Versicherungen
Bezieht man Sozialleistungen in der Form von Arbeitslosengeld II, so kann dies eine erhebliche finanzielle Entlastung darstellen, da für die Grundsicherung sowie für die Kosten von Unterkunft und Heizung gesorgt ist. Hartz IV ist aber auch mit diversen Konditionen und Auflagen verbunden, die das Leben nicht immer einfach machen. Einen komplexen Aspekt stellen beispielsweise die Versicherungen dar.
Welche Versicherungen fallen an?
Für alle Empfänger von Arbeitslosengeld II gilt, dass sie gewissen Versicherungspflichten unterliegen.
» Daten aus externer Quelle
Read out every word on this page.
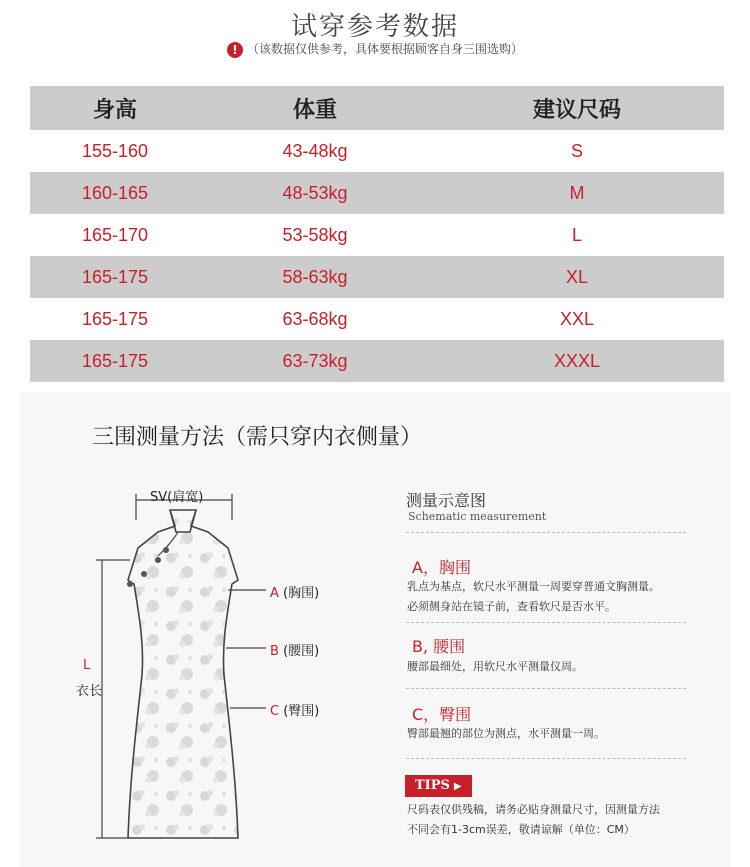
试穿参考数据
! （该数据仅供参考，具体要根据顾客自身三围选购）
身高	体重	建议尺码
155-160	43-48kg	S
160-165	48-53kg	M
165-170	53-58kg	L
165-175	58-63kg	XL
165-175	63-68kg	XXL
165-175	63-73kg	XXXL
三围测量方法（需只穿内衣侧量）
SV(肩宽)
A (胸围)
B (腰围)
C (臀围)
L
衣长
测量示意图
Schematic measurement
A，胸围
乳点为基点，软尺水平测量一周要穿普通文胸测量。
必须侧身站在镜子前，查看软尺是否水平。
B, 腰围
腰部最细处，用软尺水平测量仪周。
C，臀围
臀部最翘的部位为测点，水平测量一周。
TIPS ▶
尺码表仅供残稿，请务必贴身测量尺寸，因测量方法
不同会有1-3cm误差，敬请谅解（单位：CM）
So können sie bei der Krankenversicherung nicht frei zwischen einem privaten und gesetzlichen Anbieter wählen, sondern müssen bei einer gesetzlichen Krankenversicherung pflichtversichert sein. Außerdem besteht die Pflicht, gesetzlich pflegeversichert und rentenversichert zu sein.
Darüber hinaus steht es jedem Leistungsbeziehenden zu, Mitglied in einer der vielen freiwilligen Versicherungen zu sein. Hierzu zählen u. a. Haftpflichtversicherung, KFZ-Versicherung, Hausratsversicherung und Unfallversicherung. Die dafür zu leistenden Beiträge werden im Gegensatz zu den Pflichtversicherungen nicht von der Agentur für Arbeit übernommen, sondern müssen aus eigenen Mitteln gezahlt werden. Der Leistungsbeziehende unterliegt außerdem der Pflicht, diese Versicherungen und ihre Beiträge offenzulegen. Die KFZ-Haftpflichtversicherung und die Gebäudehaftpflichtversicherung können ganz normal von der Steuer abgesetzt werden, da sie als gesetzlich vorgeschrieben gelten.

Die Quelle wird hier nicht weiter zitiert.